Tuesday, October 26, 2010

Daring Bakers: Let’s go nuts for Donuts!

Can you believe that I have never deep fried anything? Deep-frying, along with lighting the gas grill, seemed like dangerous cooking feats. Why would I want to heat up a gallon of oil to 365 °F? That seems like a bad idea for home cook, right? There is just one problem, I love fried food! Give me a pile of chicken wings, some French fries and fry me up a Snickers bar and I’m a happy camper. Although on the other hand, it might be good that I don’t fry at home, I’d be 400 lbs…

Luckily I joined the Daring Bakers.
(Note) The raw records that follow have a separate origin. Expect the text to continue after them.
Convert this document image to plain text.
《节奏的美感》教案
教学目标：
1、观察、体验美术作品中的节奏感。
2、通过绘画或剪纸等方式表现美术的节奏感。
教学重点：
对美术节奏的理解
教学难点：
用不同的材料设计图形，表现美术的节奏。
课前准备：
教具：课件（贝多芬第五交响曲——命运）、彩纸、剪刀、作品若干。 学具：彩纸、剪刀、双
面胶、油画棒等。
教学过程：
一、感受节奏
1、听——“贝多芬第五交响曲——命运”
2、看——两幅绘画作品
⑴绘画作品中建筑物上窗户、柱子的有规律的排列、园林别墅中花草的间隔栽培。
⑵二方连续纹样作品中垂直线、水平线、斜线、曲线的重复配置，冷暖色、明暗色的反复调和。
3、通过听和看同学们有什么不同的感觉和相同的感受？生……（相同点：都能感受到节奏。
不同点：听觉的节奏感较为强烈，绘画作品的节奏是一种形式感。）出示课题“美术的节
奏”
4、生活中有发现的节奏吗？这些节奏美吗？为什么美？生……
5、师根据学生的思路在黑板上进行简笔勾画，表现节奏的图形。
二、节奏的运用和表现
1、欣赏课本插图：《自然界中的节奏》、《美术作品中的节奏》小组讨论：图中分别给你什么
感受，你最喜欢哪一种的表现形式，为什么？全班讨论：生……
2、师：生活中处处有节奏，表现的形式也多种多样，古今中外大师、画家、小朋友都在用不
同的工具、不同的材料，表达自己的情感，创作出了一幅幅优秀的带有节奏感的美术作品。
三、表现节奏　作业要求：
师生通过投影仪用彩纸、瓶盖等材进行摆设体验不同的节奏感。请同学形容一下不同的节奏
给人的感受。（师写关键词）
My first challenge was more of an aesthetic challenge than a baking one. Decorating sugar cookies was super fun and now I’m ready for the holidays! This month’s challenge is what I have been hoping for, something to really push my boundaries, test my baking skills and make me a little uncomfortable. This month we would be making donuts (doughnuts?)

I love donuts, so this Daring Bakers challenge is a win-win. I get to play with hot oil and I get to eat lots of donuts! NOM! Neither of these things is an unusual happening. I use hot oil on an almost daily basis in the lab. I’m also lucky enough to walk by not one, but three Dunkin’ Donuts on my way to work. Making my own donuts would save me so much money! But don’t worry, I didn’t fry them in silicon oil, that would be disgusting.

Yeast Donuts
Recipe adapted from Alton Brown

I cut the original recipe in half because I didn’t need two dozen donuts sitting around my house! Depending on the feeling of your dough you might need to add more flour. I originally went with the listed amount of flour and then wound up adding a half cup more during kneading. If your dough is really sticky and tough to knead, then feel free to add more flour.

Also, be sure your oil is at 365 °F (185 °C) before you start frying and don’t let it drop below 360 F (180 C). Keeping the oil hot cooks the donuts fast and keeps them from absorbing a lot of oil.

¾ cup (180 ml) Milk
2.75 tbsp (35g)
1 pkg (7g) Active Dry Yeast
2 1/3 tbsp (40mL) Warm water (95°F to 105°F / 35°C to 41°C)
1 Egg, beaten
¼ cup (27.5g) White Granulated
0.75 tsp (4.5g) salt
½ tsp (3g) Nutmeg
11.5 oz (325g) All Purpose + extra for dusting surface
Canola Oil DEPENDS on size of vessel you are frying in – you want THREE (3) inches of oil

Place milk and butter in a saucepan and heat on medium-low until butter melts, set aside to cool to room temperature.

In a small bowl, sprinkle yeast over warm water and let stand for 5 minutes. In a large mixing bowl combine milk, butter, water and yeast. Add sugar, egg, salt, nutmeg and half of the flour. Mix until combined. Add remaining flour and beat until well combined. If using a stand mixer, change to the dough hook and knead for 3-4 minutes. Or, turn out onto a lightly floured countertop and knead by hand for 5 minutes.

Lightly spray a bowl with cooking spray and add dough, turn to coat the dough with oil. Cover and let the dough rise for 1 hour.

Flour your countertop and roll out the dough to 3/8-inch (9mm) thick. Stamp circles with a 2 ½ -inch round cutter, stamp the inner circle with a 7/8-inch ring. Set the donuts and donut holes on a floured cookie sheet. Cover donuts with a tea towel and allow to rise for an hour.

Heat your oil in a dutch oven or deep pot. The oil should be at least three inches deep. Place the donuts in the oil, 3 or 4 at a time. Fry on one side for 45-60 seconds and flip. Cook for another 30-45 seconds. Remove from the oil and place on a wire rack, over a baking sheet to allow excess oil to drip off. Allow donuts to cool for 15 minutes before icing.

Pink Glaze

1 cup powdered sugar
2 tsp water
Pink food coloring

Mix all the components together in a wide-shallow bowl, adding water slowly until desired consistency is reached. Dip donuts in glaze and then lift them straight up, out of the bowl. Allow them to set for a few minutes before devouring.

Cinnamon-Sugar Coating

½ cup granulated sugar
¼ tsp cinnamon

Mix sugar and cinnamon together in a shallow bowl. Toss still warm donuts in cinnamon-sugar, turning to coat.